Consider combat. Players are very likely to be attacked by all sorts of enemies for all kinds of reasons, but fighting them all will only end up damaging the ship if not destroying it completely, and one generally does not gain much from victory either. Various approaches to this problem include staying far away and hoping they do not notice your presence in the system, and if they set a course to intercept you, you can boost away. If they do intercept you, you can do as they ask, maybe pay them off, and go about your business. Or you could run off without saying a word. Though the game is certainly much easier if you are good at combat, players who aren't or don't enjoy it have many options to avoid combat altogether.

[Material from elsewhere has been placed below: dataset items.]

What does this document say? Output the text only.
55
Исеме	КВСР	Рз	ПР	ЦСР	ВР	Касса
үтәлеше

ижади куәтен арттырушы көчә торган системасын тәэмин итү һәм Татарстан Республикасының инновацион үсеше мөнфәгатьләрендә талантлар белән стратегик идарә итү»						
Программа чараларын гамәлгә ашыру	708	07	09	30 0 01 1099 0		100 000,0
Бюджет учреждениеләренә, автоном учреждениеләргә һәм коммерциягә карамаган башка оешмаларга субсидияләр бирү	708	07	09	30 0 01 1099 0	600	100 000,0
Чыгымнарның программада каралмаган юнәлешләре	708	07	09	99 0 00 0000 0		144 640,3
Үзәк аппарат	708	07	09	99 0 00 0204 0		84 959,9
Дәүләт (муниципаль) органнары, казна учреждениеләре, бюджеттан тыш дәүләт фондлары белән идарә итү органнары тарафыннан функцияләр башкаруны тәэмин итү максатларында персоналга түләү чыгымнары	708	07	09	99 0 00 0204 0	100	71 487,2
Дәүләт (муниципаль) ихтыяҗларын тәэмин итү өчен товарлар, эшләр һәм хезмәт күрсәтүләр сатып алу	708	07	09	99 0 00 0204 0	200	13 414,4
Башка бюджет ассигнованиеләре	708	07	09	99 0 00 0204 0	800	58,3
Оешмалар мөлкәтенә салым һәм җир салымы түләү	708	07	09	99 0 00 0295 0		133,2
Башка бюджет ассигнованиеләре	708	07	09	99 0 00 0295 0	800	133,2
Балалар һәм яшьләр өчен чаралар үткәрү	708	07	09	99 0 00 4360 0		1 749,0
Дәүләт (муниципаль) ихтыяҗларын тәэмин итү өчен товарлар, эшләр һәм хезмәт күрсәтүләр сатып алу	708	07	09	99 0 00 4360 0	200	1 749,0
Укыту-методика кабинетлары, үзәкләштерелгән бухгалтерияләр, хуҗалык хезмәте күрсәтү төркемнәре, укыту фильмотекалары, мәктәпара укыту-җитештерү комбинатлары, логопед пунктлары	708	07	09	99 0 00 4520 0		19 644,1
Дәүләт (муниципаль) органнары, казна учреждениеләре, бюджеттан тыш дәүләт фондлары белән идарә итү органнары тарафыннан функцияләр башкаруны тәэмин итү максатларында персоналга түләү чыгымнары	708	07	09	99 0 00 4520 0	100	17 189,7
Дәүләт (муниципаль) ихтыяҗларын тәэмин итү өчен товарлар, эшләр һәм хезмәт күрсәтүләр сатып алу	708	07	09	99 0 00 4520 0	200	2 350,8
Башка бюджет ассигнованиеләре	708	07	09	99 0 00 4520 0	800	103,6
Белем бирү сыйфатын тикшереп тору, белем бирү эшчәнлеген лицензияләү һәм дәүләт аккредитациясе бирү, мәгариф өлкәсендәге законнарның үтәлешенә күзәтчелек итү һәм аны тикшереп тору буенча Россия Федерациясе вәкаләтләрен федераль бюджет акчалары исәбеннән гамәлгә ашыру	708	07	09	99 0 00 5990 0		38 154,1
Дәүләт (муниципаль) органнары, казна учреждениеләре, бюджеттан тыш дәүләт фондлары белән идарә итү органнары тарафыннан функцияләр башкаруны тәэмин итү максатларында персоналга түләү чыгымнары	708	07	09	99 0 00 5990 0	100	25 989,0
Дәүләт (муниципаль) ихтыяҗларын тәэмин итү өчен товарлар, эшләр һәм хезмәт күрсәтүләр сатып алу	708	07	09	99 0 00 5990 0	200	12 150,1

Since receiving this barrage of criticism, DSW has hastily patched in a new 'Story Mode' difficulty setting. This brings to mind the old saying 'be careful what you wish for, it might come true.' Veterans of Star Control II will recall that the combat and lander minigames there were certainly annoying, but both got trivialized once one got all the upgrades, making a large chunk of its gameplay just going through the motions. Analogously, 'Story Mode' may allow players to experience more of the Cobbett-written content more quickly than they would have otherwise, but it will also likely diminish much of their own player-driven emergent stories. Consider some of the toughest lander scenarios: Scans might have found rare gases on a gas giant, and you have to search through its layers for the gas pockets while fighting strong winds, using gravity to get through harsh turbulence swiftly, but not letting the lander fall too far and get crushed by pressure. Or you might have identified ruins on a fiery inferno, and rush to reach the temple entrance before the pilot is cooked in his own space suit. Or you might risk landing on an infested world, carefully avoiding getting too close to the ground while hovering over a volcanic vent. All of the above examples are generally Bad Ideas and Last Resorts, which is what makes them the highlights of a comeback story. If `Story Mode' prevents players from ever encountering such challenges, or removes the need to ever take them on, their long journey home will likely be a very short and uneventful one. DSW will probably then discover that complaints about difficulty swiftly transform into complaints about boredom.